On November 26, 2002, the President signed into law the Terrorism Risk Insurance Act of 2002 (Pub. L. 107–297, 116 Stat. 2322) [TRIA]. The law created a temporary federal program that provides for a transparent system of shared public and private compensation for certain insured losses resulting from a certified act of terror. The Treasury Department administers the program.
On December 22, 2005, the President signed into law The Terrorism Risk Insurance Extension Act of 2005 (Pub. L. 109-144, 119 Stat. 2660) [TRIEA]. The law extended the life of TRIP through December 31, 2007.
On December 26, 2007, the President signed into law the Terrorism Risk Insurance Program Reauthorization Act of 2007 (Pub. L. 110-160, 121 Stat. 1839) [TRIPRA]. The law extended the life of TRIP through December 31, 2014.

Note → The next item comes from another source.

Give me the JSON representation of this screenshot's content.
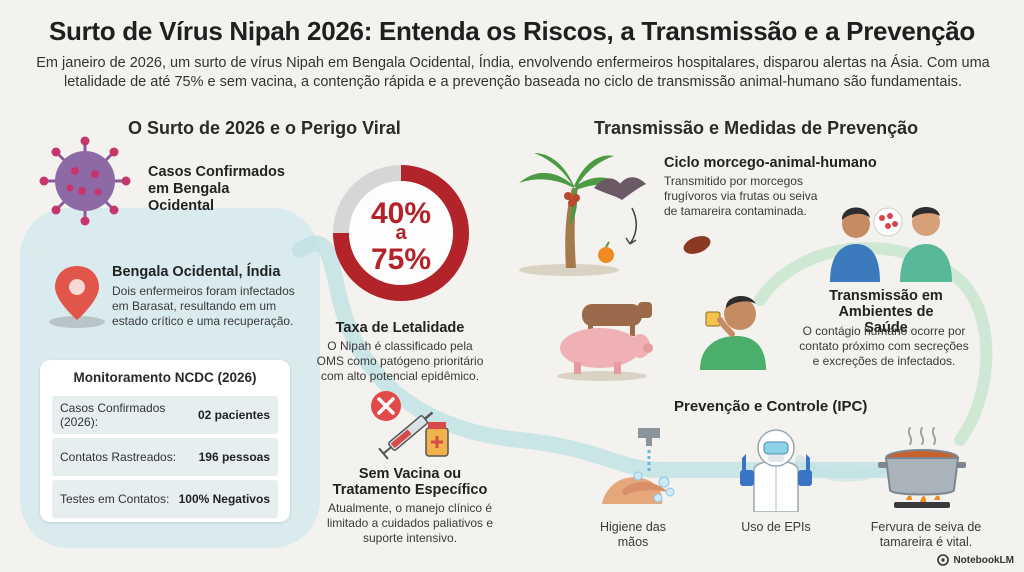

TRIA, related rules found in 31 C.F.R. Part 50 contain certain definitions, requirements, and procedures for insurers filing claims with Treasury for payment of the Federal share of compensation for insured losses under the TRIP. The Claims Procedures Rule, in particular, specifically addresses requirements for Federal payment, the submission of an initial notice of insured loss, loss certifications, the timing and process for payment, associated recordkeeping requirements, as well as Treasury’s audit and investigation authority. These procedures will apply to all insurers that wish to receive their payment of the Federal share of compensation for insured losses under TRIA. Insurers are advised to review the legislation and TRIP regulations before submitting information.
Additional materials addressing the TRIA, TRIEA, TRIPRA and TRIP, including Treasury issued interpretive letters, are contained on this website. Also, a “browsable” version of all of Treasury’s TRIP related regulations can be accessed through the Electronic Code of Federal Regulations.